Segundo relatos à CPI do ex-ministro Luiz Henrique Mandetta (Saúde) e do presidente da Anvisa, Antônio Barra Torres, a médica estava em uma reunião no Palácio do Planalto no ano passado quando foi apresentada a ambos uma proposta de decreto que visava alterar a bula da hidroxicloroquina.

A intenção era recomendar o uso do medicamento no tratamento da Covid-19. Nise participou de ao menos quatro encontros no Planalto, de acordo documentos entregues à comissão.

Como mostrou a Folha na semana passada, em um deles, em abril do ano passado, tratou sobre hidroxicloroquina. O presidente chegou a fazer postagens sobre a médica nas redes sociais para falar sobre o medicamento.

Os senadores do grupo majoritário da comissão, formado por congressitas de oposição e independentes, querem focar o depoimento na participação da médica no chamado gabinete paralelo.

O presidente da CPI, Omar Aziz (PSD-AM), contou na comissão que Nise chegou a ir ao gabinete dele pedir para ser ouvida no colegiado depois que governistas fizeram requerimentos para que ela fosse ao órgão.

“A informação que eu tenho sobre a Nise é que ela é uma pessoa que tem suas crenças, mas fala a verdade, não vai mentir. Espero que ela fale a verdade. Ela precisa esclarecer as reuniões com o presidente e o decreto da cloroquina, por exemplo”, disse Aziz à Folha.
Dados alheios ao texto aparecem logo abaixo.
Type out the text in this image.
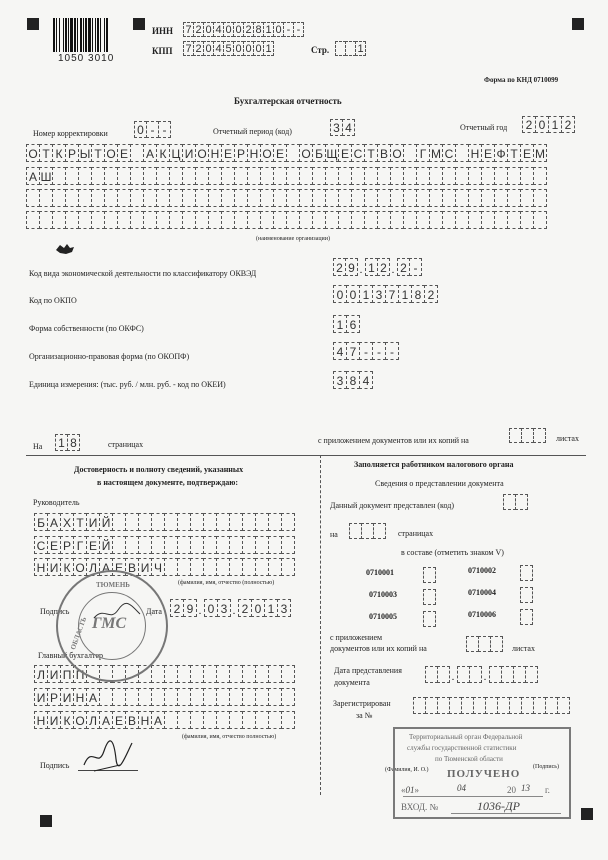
1050 3010
ИНН 7 2 0 4 0 0 2 8 1 0 - -
КПП 7 2 0 4 5 0 0 0 1	Стр.	1
Форма по КНД 0710099
Бухгалтерская отчетность
Номер корректировки 0 - -	Отчетный период (код)	3 4	Отчетный год	2 0 1 2
О Т К Р Ы Т О Е А К Ц И О Н Е Р Н О Е О Б Щ Е С Т В О	Г М С Н Е Ф Т Е М
А Ш
(наименование организации)
Код вида экономической деятельности по классификатору ОКВЭД	2 9 . 1 2 . 2 -
Код по ОКПО	0 0 1 3 7 1 8 2
Форма собственности (по ОКФС)	1 6
Организационно-правовая форма (по ОКОПФ)	4 7 - - -
Единица измерения: (тыс. руб. / млн. руб. - код по ОКЕИ)	3 8 4
На 1 8	страницах	с приложением документов или их копий на	листах
Достоверность и полноту сведений, указанных
в настоящем документе, подтверждаю:
Руководитель
Б А Х Т И Й
С Е Р Г Е Й
Н И К О Л А Е В И Ч
(фамилия, имя, отчество (полностью)
Подпись	Дата 2 9 . 0 3 . 2 0 1 3
Главный бухгалтер
Л И П П
И Р И Н А
Н И К О Л А Е В Н А
(фамилия, имя, отчество полностью)
Подпись
ТЮМЕНЬ
ОБЛАСТЬ ГМС
Заполняется работником налогового органа
Сведения о представлении документа
Данный документ представлен (код)
на	страницах
в составе (отметить знаком V)
0710001	0710002
0710003	0710004
0710005	0710006
с приложением
документов или их копий на	листах
Дата представления
документа	.	.
Зарегистрирован
за №
(Фамилия, И. О.)	(Подпись)
Территориальный орган Федеральной
службы государственной статистики
по Тюменской области
ПОЛУЧЕНО
«01»	04	20 13 г.
ВХОД. №	1036-ДР
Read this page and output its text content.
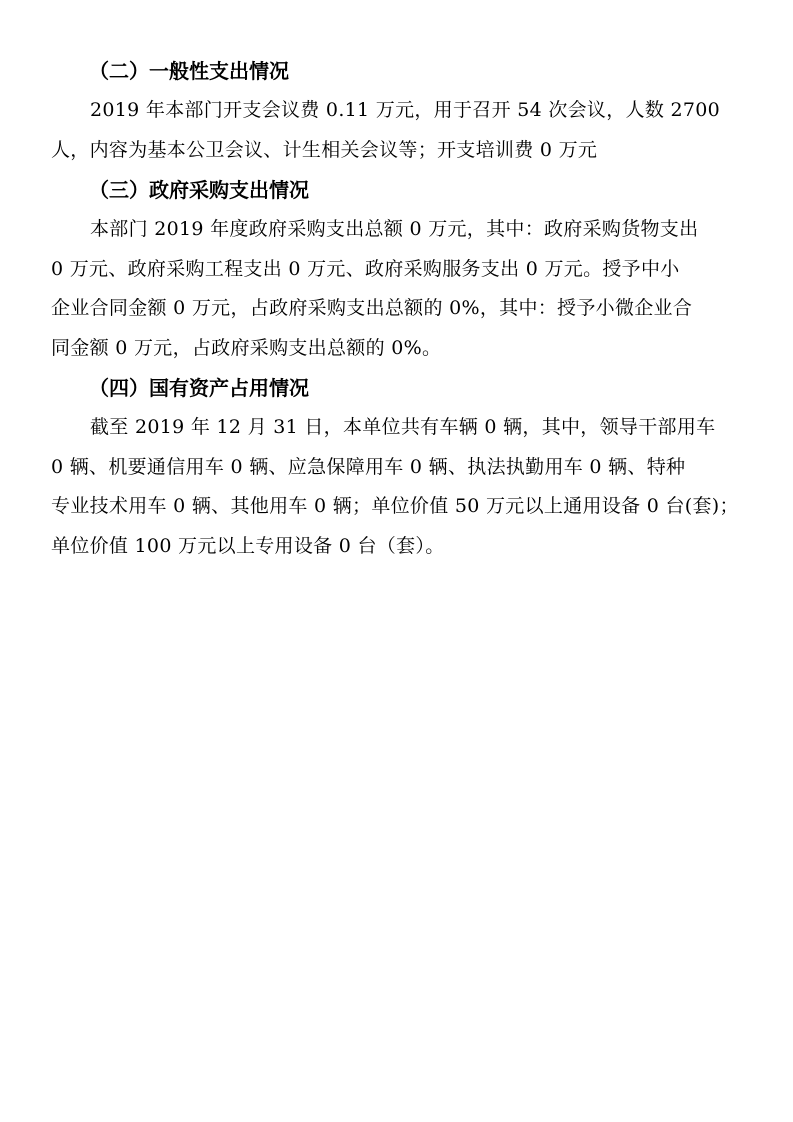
（二）一般性支出情况

2019 年本部门开支会议费 0.11 万元，用于召开 54 次会议，人数 2700
人，内容为基本公卫会议、计生相关会议等；开支培训费 0 万元

（三）政府采购支出情况

本部门 2019 年度政府采购支出总额 0 万元，其中：政府采购货物支出
0 万元、政府采购工程支出 0 万元、政府采购服务支出 0 万元。授予中小
企业合同金额 0 万元，占政府采购支出总额的 0%，其中：授予小微企业合
同金额 0 万元，占政府采购支出总额的 0%。

（四）国有资产占用情况

截至 2019 年 12 月 31 日，本单位共有车辆 0 辆，其中，领导干部用车
0 辆、机要通信用车 0 辆、应急保障用车 0 辆、执法执勤用车 0 辆、特种
专业技术用车 0 辆、其他用车 0 辆；单位价值 50 万元以上通用设备 0 台(套)；
单位价值 100 万元以上专用设备 0 台（套）。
Uma preocupação de senadores, porém, é tentar evitar que a oitiva se transforme numa discussão a respeito da eficácia do medicamento defendido por Nise. “Não vou entrar nessa questão da cloroquina, até porque ela é uma especialista e eu não sou”, disse Aziz.

O senador Otto Alencar (PSD-BA), que é médico, também reforça que a oncologista foi chamada à comissão por causa da investigação de existência do gabinete paralelo, e não pela defesa do tratamento precoce.

“Ela vai colocar a posição dela. Me parece que ela é uma pessoa que tem lá as suas convicções. Nós discordamos, mas não podemos levar a CPI para um debate sobre se a hidroxicloroquina funciona ou não funciona, se a opinião da OMS, dos grandes institutos é que não funciona”, afirmou Otto.

A médica já esteve envolvida em polêmicas não só por sua posição a respeito da cloroquina. Nise foi afastada da sua posição no corpo clínico do Hospital Israelita Albert Einstein em julho do ano passado após dar declarações em que comparava o medo da pandemia de Covid-19 ao sentimento das vítimas do Holocausto.

“O medo é prejudicial para tudo […]. Te paralisa, te deixa massa de manobra. Você acha que alguns poucos militares nazistas conseguiriam controlar aquela massa de rebanho de judeus famintos se não os submetessem diariamente a humilhações, humilhações, humilhações, tirando deles todas as iniciativas? Quando você tem medo fica submisso a situações terríveis”, disse em entrevista à TV Brasil em 5 de junho de 2020.

À época Nise atribuiu a suspensão ao fato de defender o uso da cloroquina e da hidroxicloroquina contra a Covid-19.

Além da médica, a previsão é que a comissão ouça nesta quarta-feira (2) o depoimento da médica Luana Araújo. Ela chegou a ser anunciada pelo titular da Saúde como secretária especial de Enfrentamento da Covid, mas teve sua indicação retirada.

Inicialmente, estavam previstos para esta quarta o depoimento de quatro especialistas para debater medidas de combate da pandemia, entre eles o uso da cloroquina defendido sem base científica por Bolsonaro. O presidente Omar Aziz decidiu antecipar a oitiva de Luana Araújo.

Senadores do grupo majoritário iam debater na noite desta segunda-feira (31) como ficará o calendário das próximas sessões. Congressistas querem convocar logo o ministro Marcelo Queiroga (Saúde) para prestar novo depoimento.

O presidente da CPI quer primeiro ouvir Luana, para colher a versão dela sobre a saída do ministério, e em seguida confrontar Queiroga com o argumento.

A CPI completou um mês de funcionamento na semana passada. De lá para cá, foram realizadas 13 sessões, tomados dez depoimentos e quase 600 documentos recebidos para a análise.